Peeples instructed Campbell to help Mathis as the trooper led Adams to his vehicle.  Peeples then informed Campbell that due to the remoteness of the location EMTs were still several minutes away at least.

 

A former firefighter who had also pulled over to help had worked his way into the overturned wreck through the rear driver’s-side door and was attempting to stabilize the Mathis' head to prevent her from additional injury.

 

Mathis was lying on the vehicle's ceiling, and her head was wedged between the door frame and the seat's head rest. Campbell worked his way through the crushed passenger side window opening where there was about 15 inches of clearance. He tried to comfort and reassure Mathis while at the same time determining the extent of her injuries.   

 

Mathis complained of severe pain in her arm, so Campbell started to feel his away along her limb to see if he could find the cause of her pain. Campbell noticed that her arm had gone through the window and was pinned under the vehicle as it lay on its roof.

 

At this point EMTs arrived and used the Jaws of Life to try to extract Mathis.  They put a helmet on Campbell to protect him in case the SUV rolled.

 

EMTs slipped an air bag under the car to free her pinned arm. As they lifted the vehicle Campbell tried to hold her arm steady.

 

Sgt. Campbell speaks at the Midwinter Enlisted Association in Reno shortly before the courageous rescue.

Photo by Sgt. Scott Faddis

Sgt. Campbell speaks at the Midwinter Enlisted Association

 Conference in Reno shortly before the courageous rescue.
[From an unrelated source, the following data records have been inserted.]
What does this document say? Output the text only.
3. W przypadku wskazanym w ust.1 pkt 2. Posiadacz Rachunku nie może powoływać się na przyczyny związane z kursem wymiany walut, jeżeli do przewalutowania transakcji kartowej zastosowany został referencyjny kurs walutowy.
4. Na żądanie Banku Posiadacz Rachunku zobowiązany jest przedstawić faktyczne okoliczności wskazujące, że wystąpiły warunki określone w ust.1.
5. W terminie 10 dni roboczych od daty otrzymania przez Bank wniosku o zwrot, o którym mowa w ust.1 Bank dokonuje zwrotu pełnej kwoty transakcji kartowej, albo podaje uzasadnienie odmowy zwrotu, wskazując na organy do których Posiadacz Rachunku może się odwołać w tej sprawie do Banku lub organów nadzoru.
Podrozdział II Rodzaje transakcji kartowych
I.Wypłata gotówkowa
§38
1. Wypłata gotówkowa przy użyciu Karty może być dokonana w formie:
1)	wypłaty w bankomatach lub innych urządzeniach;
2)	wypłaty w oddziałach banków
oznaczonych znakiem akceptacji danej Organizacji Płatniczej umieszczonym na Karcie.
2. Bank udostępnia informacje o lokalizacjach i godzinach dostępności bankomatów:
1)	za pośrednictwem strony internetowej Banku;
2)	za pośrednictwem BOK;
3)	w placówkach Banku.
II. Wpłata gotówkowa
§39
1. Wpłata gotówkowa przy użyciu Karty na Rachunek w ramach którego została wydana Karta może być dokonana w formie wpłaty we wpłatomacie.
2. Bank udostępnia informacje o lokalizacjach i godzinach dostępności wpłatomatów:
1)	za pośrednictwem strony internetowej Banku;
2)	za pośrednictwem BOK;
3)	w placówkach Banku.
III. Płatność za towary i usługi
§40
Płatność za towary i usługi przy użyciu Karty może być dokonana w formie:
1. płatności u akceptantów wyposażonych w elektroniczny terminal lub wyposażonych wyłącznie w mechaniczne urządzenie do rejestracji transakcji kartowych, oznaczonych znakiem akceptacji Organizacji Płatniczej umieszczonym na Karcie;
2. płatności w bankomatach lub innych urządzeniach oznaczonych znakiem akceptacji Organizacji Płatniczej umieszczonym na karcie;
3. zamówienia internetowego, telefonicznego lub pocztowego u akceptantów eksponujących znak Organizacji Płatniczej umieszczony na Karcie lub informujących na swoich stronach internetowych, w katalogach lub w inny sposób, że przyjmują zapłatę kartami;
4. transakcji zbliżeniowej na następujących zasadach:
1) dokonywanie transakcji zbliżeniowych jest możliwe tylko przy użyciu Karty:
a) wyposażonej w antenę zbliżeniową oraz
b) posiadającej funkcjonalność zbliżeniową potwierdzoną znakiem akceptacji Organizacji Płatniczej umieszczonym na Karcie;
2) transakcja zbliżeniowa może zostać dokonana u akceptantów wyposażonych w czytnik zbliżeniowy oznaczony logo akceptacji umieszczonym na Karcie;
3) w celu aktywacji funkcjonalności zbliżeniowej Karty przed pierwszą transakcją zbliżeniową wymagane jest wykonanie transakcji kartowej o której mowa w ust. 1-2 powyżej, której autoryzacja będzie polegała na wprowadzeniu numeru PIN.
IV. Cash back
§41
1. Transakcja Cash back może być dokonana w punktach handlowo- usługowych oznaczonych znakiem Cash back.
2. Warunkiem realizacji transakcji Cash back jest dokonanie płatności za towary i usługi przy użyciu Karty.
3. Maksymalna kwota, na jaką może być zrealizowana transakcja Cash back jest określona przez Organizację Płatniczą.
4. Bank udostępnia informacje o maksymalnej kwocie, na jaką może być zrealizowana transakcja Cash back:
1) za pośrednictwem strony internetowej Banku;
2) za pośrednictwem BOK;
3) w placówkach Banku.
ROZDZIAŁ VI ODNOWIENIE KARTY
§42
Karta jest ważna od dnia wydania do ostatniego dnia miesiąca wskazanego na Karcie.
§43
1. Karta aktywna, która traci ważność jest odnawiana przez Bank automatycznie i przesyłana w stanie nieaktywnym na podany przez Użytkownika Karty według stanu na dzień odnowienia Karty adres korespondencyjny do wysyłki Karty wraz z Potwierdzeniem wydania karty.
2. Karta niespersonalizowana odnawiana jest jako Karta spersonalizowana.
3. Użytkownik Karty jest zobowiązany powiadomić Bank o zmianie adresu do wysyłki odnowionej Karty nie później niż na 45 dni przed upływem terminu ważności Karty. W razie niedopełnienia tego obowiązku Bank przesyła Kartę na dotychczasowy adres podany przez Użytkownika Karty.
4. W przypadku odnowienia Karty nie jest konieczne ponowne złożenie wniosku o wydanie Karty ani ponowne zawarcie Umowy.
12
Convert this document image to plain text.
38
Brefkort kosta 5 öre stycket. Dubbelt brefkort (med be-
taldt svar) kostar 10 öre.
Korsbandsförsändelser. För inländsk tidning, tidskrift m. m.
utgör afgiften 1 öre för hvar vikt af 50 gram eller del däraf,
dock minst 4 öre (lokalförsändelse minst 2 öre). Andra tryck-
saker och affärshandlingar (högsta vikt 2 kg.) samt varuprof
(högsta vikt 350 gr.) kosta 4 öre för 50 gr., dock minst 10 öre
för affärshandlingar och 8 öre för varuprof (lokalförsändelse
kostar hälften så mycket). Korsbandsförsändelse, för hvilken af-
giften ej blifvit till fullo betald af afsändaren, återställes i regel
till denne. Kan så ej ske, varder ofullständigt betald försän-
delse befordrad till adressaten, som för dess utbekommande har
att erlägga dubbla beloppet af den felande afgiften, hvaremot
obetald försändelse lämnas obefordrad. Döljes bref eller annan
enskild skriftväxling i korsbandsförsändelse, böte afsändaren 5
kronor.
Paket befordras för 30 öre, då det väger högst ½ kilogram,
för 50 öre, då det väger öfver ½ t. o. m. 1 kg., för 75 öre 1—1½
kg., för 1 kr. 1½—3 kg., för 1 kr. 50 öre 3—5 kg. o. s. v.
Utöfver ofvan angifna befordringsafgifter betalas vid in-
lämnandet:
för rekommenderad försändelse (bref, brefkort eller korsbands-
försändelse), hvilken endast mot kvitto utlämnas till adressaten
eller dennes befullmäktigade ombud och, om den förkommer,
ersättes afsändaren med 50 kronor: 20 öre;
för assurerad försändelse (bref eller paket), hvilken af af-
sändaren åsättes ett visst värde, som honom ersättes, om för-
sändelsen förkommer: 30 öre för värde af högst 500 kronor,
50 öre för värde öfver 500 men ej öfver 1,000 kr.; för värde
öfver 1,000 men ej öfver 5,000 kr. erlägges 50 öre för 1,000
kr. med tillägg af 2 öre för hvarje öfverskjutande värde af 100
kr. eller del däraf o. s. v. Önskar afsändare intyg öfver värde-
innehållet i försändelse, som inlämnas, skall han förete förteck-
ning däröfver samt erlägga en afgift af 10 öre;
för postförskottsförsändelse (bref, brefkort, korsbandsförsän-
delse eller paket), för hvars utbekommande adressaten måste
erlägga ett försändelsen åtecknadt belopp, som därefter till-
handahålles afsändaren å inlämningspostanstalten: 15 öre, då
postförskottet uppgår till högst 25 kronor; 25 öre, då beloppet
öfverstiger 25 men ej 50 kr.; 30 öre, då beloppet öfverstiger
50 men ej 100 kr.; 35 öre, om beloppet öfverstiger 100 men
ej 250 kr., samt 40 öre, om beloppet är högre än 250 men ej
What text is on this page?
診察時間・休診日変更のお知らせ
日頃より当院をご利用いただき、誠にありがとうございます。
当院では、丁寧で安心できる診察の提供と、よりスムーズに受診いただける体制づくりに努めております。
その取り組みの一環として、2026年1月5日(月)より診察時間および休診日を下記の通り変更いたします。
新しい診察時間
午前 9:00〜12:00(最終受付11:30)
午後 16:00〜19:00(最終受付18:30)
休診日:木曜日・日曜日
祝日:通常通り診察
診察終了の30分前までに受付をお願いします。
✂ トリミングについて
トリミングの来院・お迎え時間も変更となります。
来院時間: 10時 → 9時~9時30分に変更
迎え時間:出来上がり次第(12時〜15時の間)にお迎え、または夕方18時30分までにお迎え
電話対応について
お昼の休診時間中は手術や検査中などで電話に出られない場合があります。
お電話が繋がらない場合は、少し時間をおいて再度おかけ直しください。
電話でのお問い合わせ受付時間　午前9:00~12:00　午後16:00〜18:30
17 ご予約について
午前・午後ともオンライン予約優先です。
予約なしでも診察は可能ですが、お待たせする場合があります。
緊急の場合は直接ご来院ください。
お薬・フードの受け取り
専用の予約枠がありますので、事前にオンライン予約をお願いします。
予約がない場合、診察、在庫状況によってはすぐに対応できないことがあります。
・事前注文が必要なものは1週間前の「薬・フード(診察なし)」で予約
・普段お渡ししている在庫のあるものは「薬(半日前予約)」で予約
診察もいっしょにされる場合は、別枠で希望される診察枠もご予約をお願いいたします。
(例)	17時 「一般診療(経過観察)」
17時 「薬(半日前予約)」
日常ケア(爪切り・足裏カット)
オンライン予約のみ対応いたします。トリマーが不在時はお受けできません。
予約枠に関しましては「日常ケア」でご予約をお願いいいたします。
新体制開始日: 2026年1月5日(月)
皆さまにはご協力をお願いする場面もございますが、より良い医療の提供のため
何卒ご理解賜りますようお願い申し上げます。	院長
Upon seeing the severity of the injury Campbell immediately called for a compress to stop the blood flow because she still was not in a position to be moved.

 

Campbell wrapped Mathis’ arm with bandages and stayed in the vehicle with her to stabilize her arm as the EMTs worked to remove her from the wreckage.

 

Mathis was rushed to a hospital in Winnemucca and was later flown to a trauma center in Reno. According to the Nevada Highway Patrol, she is in stable condition. Adams was treated for his injuries and released later that evening.  

 

Campbell credits his ability to quickly assess and react to the situation to his years of Army Common Task Training.

 

“Two years ago the 640th taught the medical [common task training] to deploying units every weekend for two to three months,” he said.  “That training and experience allowed me to know exactly what to do.”